Before you proceed you have to prepare the development environment. First you have to setup the tool required and identify the skills required to the process.

Tools

You will be using the latest version of Mozilla Firefox browser and YSlow add-on installed on it. Before you install YSlow you have to install Firebug add-on on Firefox. YSlow is an add-on for Firefox developed by Yahoo which can be used to identify the performance level of the web pages.

Knowledge And Skills

In order to optimize the performance of your page you have to have basic knowledge of HTML, JAVAScrip and CSS. But in this process you don’t have to alter any code which already written, yet you will have to re-structure them.

Analyze

As the first step you have to identify the current state of your web site. For that open your web page in Firefox and click the YSlow icon at the right bottom of the browser window. It will pop up another window and there you can click the “Grade” button. (Choose rule sets according to your web site) Once you click, it will display the performance grade of your web site along with the overall performance score. Furthermore down the window, it will display grade for each sub-section. In addition to that there will be another tab displaying the size of each component of your web page and another tab for statistics including caching state and HTTP requests. This will give you a basic over all idea about the current state of your web site and where the performance hits are. After that you can solve the identified problems one by one.

Below section will explain the step by step process of optimizing a web page.

Performance Optimization Process

Optimize Page Content

Page content plays a big role when it comes to the performance. Pages with smaller file size will have the maximum performance. Therefore your main goal should be to make it smaller as possible. Any web page will have two main contents, which are hypermedia and text including HTML CSS and JS.

Hypermedia: Basic rule is reducing the size as much as possible. Especially for images you can reduce the resolution and use a compression like JPEG. Avoid using HTML sizing for images. If you need to optimize the performance in a greater scale you can use image Sprite. It will minimize the HTTP request for the external images.

HTML/CSS/JS: In the development time of the web page the HTML codes must be highly readable.
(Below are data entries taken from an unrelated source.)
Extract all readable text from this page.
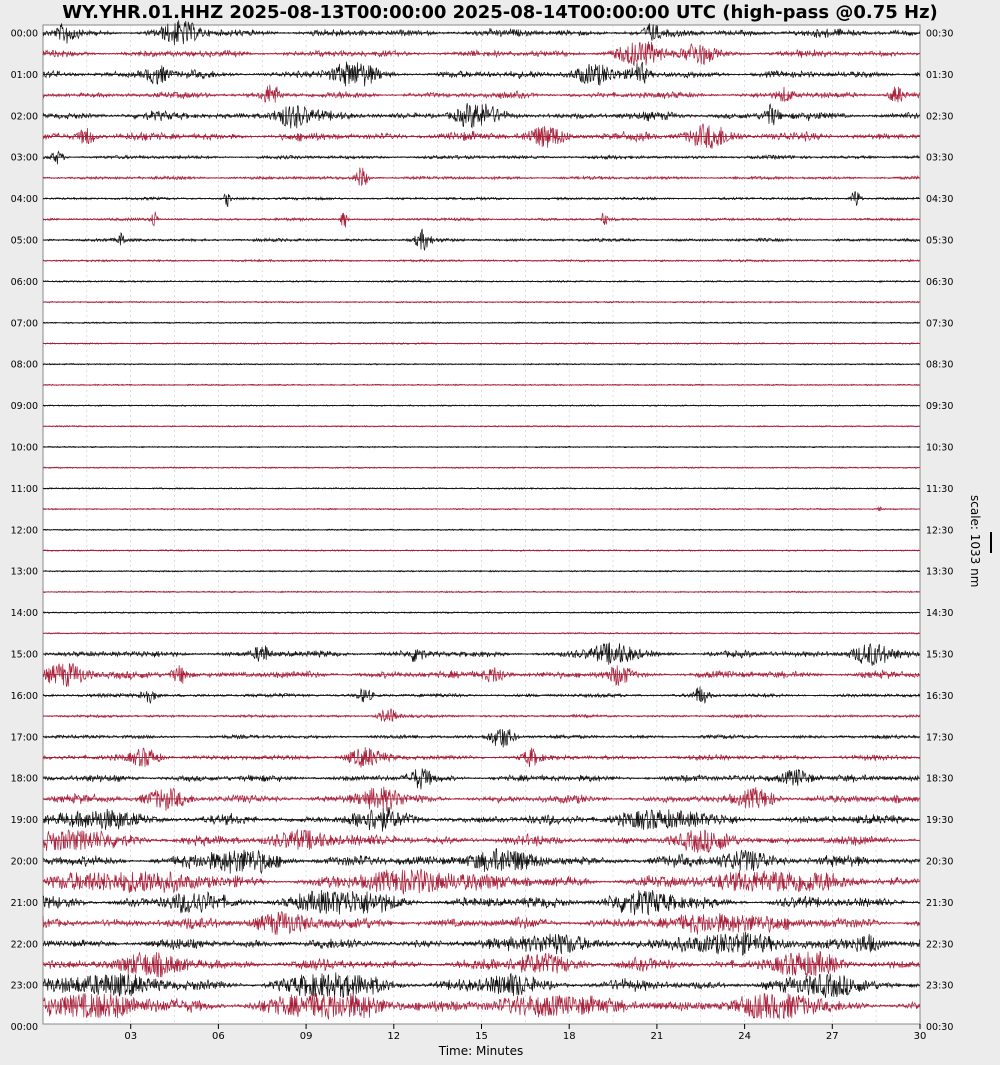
WY.YHR.01.HHZ 2025-08-13T00:00:00 2025-08-14T00:00:00 UTC (high-pass @0.75 Hz)
00:00
01:00
02:00
03:00
04:00
05:00
06:00
07:00
08:00
09:00
10:00
11:00
12:00
13:00
14:00
15:00
16:00
17:00
18:00
19:00
20:00
21:00
22:00
23:00
00:00
00:30
01:30
02:30
03:30
04:30
05:30
06:30
07:30
08:30
09:30
10:30
11:30
12:30
13:30
14:30
15:30
16:30
17:30
18:30
19:30
20:30
21:30
22:30
23:30
00:30
03	06	09	12	15	18	21	24	27	30
Time: Minutes
scale: 1033 nm
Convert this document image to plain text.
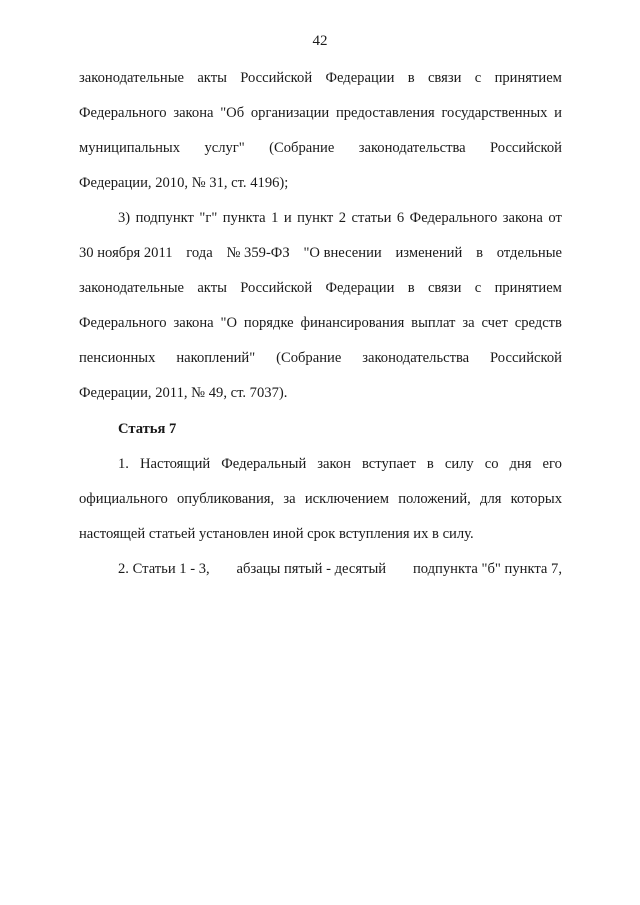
42
законодательные акты Российской Федерации в связи с принятием
Федерального закона "Об организации предоставления государственных и
муниципальных услуг" (Собрание законодательства Российской
Федерации, 2010, № 31, ст. 4196);
3) подпункт "г" пункта 1 и пункт 2 статьи 6 Федерального закона от
30 ноября 2011 года № 359-ФЗ "О внесении изменений в отдельные
законодательные акты Российской Федерации в связи с принятием
Федерального закона "О порядке финансирования выплат за счет средств
пенсионных накоплений" (Собрание законодательства Российской
Федерации, 2011, № 49, ст. 7037).
Статья 7
1. Настоящий Федеральный закон вступает в силу со дня его
официального опубликования, за исключением положений, для которых
настоящей статьей установлен иной срок вступления их в силу.
2. Статьи 1 - 3, абзацы пятый - десятый подпункта "б" пункта 7,
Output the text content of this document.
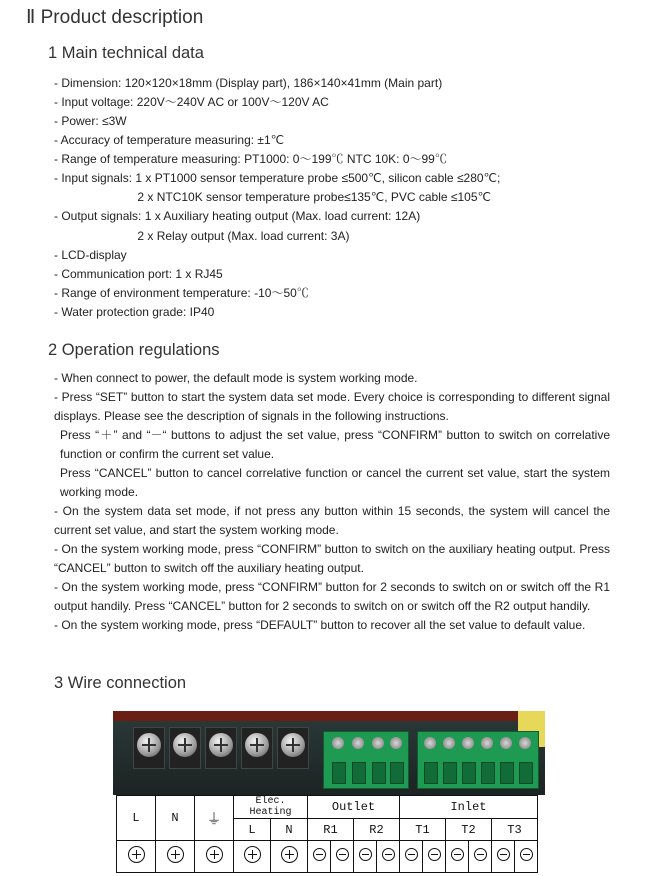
Ⅱ Product description
1 Main technical data
- Dimension: 120×120×18mm (Display part), 186×140×41mm (Main part)
- Input voltage: 220V～240V AC or 100V～120V AC
- Power: ≤3W
- Accuracy of temperature measuring: ±1℃
- Range of temperature measuring: PT1000: 0～199℃ NTC 10K: 0～99℃
- Input signals: 1 x PT1000 sensor temperature probe ≤500℃, silicon cable ≤280℃;
2 x NTC10K sensor temperature probe≤135℃, PVC cable ≤105℃
- Output signals: 1 x Auxiliary heating output (Max. load current: 12A)
2 x Relay output (Max. load current: 3A)
- LCD-display
- Communication port: 1 x RJ45
- Range of environment temperature: -10～50℃
- Water protection grade: IP40
2 Operation regulations

- When connect to power, the default mode is system working mode.

- Press “SET” button to start the system data set mode. Every choice is corresponding to different signal displays. Please see the description of signals in the following instructions.

Press “＋” and “－“ buttons to adjust the set value, press “CONFIRM” button to switch on correlative function or confirm the current set value.

Press “CANCEL” button to cancel correlative function or cancel the current set value, start the system working mode.

- On the system data set mode, if not press any button within 15 seconds, the system will cancel the current set value, and start the system working mode.

- On the system working mode, press “CONFIRM” button to switch on the auxiliary heating output. Press “CANCEL” button to switch off the auxiliary heating output.

- On the system working mode, press “CONFIRM” button for 2 seconds to switch on or switch off the R1 output handily. Press “CANCEL” button for 2 seconds to switch on or switch off the R2 output handily.

- On the system working mode, press “DEFAULT” button to recover all the set value to default value.

3 Wire connection
L	N	⏚	Elec. Heating		Outlet				Inlet					
			L	N	R1		R2		T1		T2		T3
Therefore developers keep spaces, comments, line breaks and indentation to increase the readability. But when it comes to the run time they will be a performance hit because it will increase the file size. In order to reduce the size those unnecessary characters should be removed. For that there are various HTML compressors out there. If you need to compress many HTML files at a time, you can use HTML Compress 5.5 PC application. In addition to that there are various online HTML compressors as well. You will observe, after the compression HTML, CSS and JS files are formed in to one single line or very fewer lines in the source code. At the same time you will be able to observe this will reduce the file size by around 10%. This process generally called as minifying the code.

Optimize External CSS/JS

If you have so many external JS and CSS files linked to the web page they need to pack in one single file for each type. This will reduce number of HTTP request for the external resources. Pack all the JS to one file and add the link in the bottom of the web page. Do the same for CSS and link them at the top of web page.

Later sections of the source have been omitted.